Rick and Morty :: Childrick of Mort

Adult Swim

The latest episode of Rick and Morty is called ‘Childrick of Mort’, which is a reference to the sci-fi dystopian movie Children of Men and that movie does center around children, but that’s really where the comparisons end. Here we see ultimately three storylines that are fairly light, that all converge at the end, Seinfeld style to a resolution. The problem is that none of these storylines really pushes the envelope as you might expect from Rick and Morty, and while they’re often entertaining, it sort of stays there.

The family is off on a camping trip led by Jerry, but a chance call from a former flame of Rick calling about potential children gets Beth annoyed enough to have a detour.
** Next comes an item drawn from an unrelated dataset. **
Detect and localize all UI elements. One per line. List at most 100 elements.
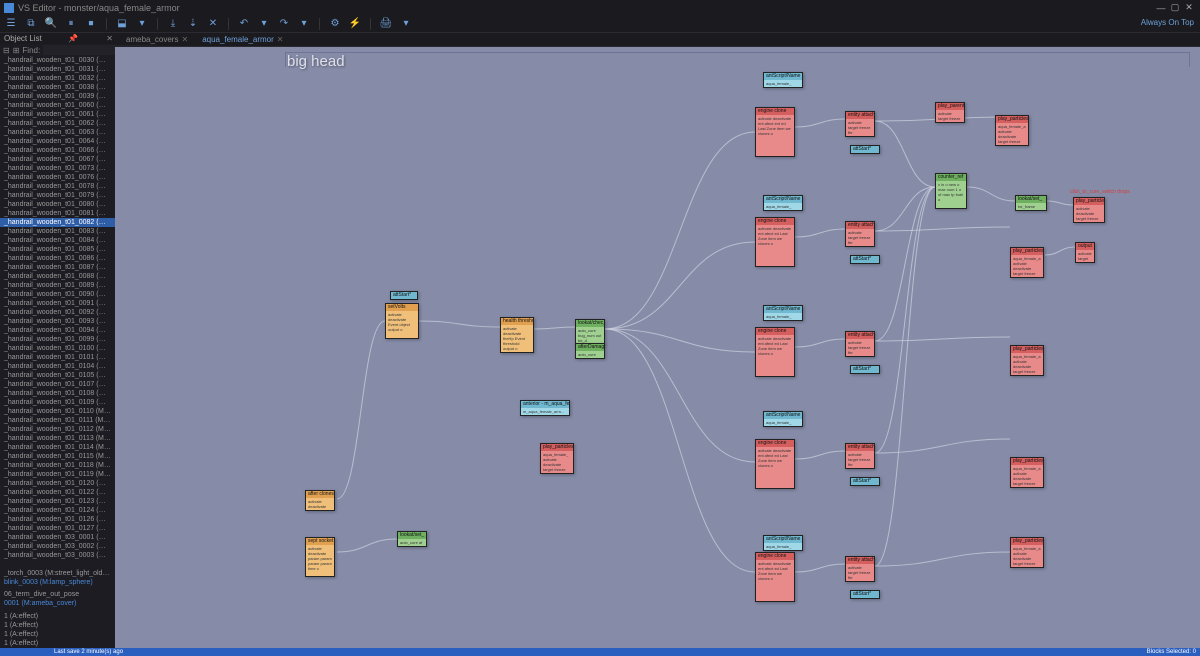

In one of the funnier visual gags of the episode, Rick flips a switch that turns the station wagon into a spaceship and switches places with Jerry. But once there, the planet, named ‘Gaia’ (an odd choice, since that’s the name of the Earth in Greek mythology) starts spewing spiky haired clay men.

Jerry tries to get his kids invested in camping in the meantime, but Summer very cruelly puts him down, to the point where Morty lampshades the out-of-character moment by saying she needs to stop hanging around Rick so much. Summer and Morty end up by themselves, lost, and it’s almost a cool idea — the two rarely get storylines, just the two of them. Instead though, they stumble across a crashed spaceship and use the power of ‘video games’ and ‘partying’ to figure out how to use it.

It’s already a stupid idea, made less relevant by the failure — this sort of subversion doesn’t feel as clever as the show usually is, really just more of the same. If there’s a point to it, it doesn’t feel particularly strong-toothed at all.

Meanwhile, Beth and Rick quickly create a regimented society out of the claymen, and their callous jokes bond them anew — this is again a nice touch of something that doesn’t really get followed through. It’s funny to see playwrights being formed by physical abuse, but after that, where does it even go?

Jerry ends up the leader of the ‘Unproductives’ naturally, using his camping skills as the lowest bar to get over to lead a bunch of them in armed rebellion. It seems like it’s almost leading to a legitimate conflict in the family, until a giant ‘Zeus-like’ god in the skies shows up in a literal deus ex machina to generate new drama. Rick tries to defeat the god Reggie and seems about to die when his grandkids accidentally save him.

The point of the whole exchange seems a bit too light, and it’s hard to feel like it had any weight to it. Gaia never really felt like a real character, just a vague voice in the background, so it’s hard to really care about her and Rick’s backstory. The funniest scene in the episode is probably the final one, where Rick gets caught looking at a sort of planet porno catalog. ‘Young, dumb, and orbiting the sun’ is some very amusing wordplay.

Overall, it’s entertaining but lightweight. The ideas are the sorts we’ve seen before, and things that are potentially interesting are only lightly touched before being abandoned in the silly destructive finale. Not a bad episode by any means, just one that feels a bit out of place in the recent ones — we’ll see how it all wraps in next week’s season finale.

Rick and Morty airs Sundays at 11:30 PM on adult swim.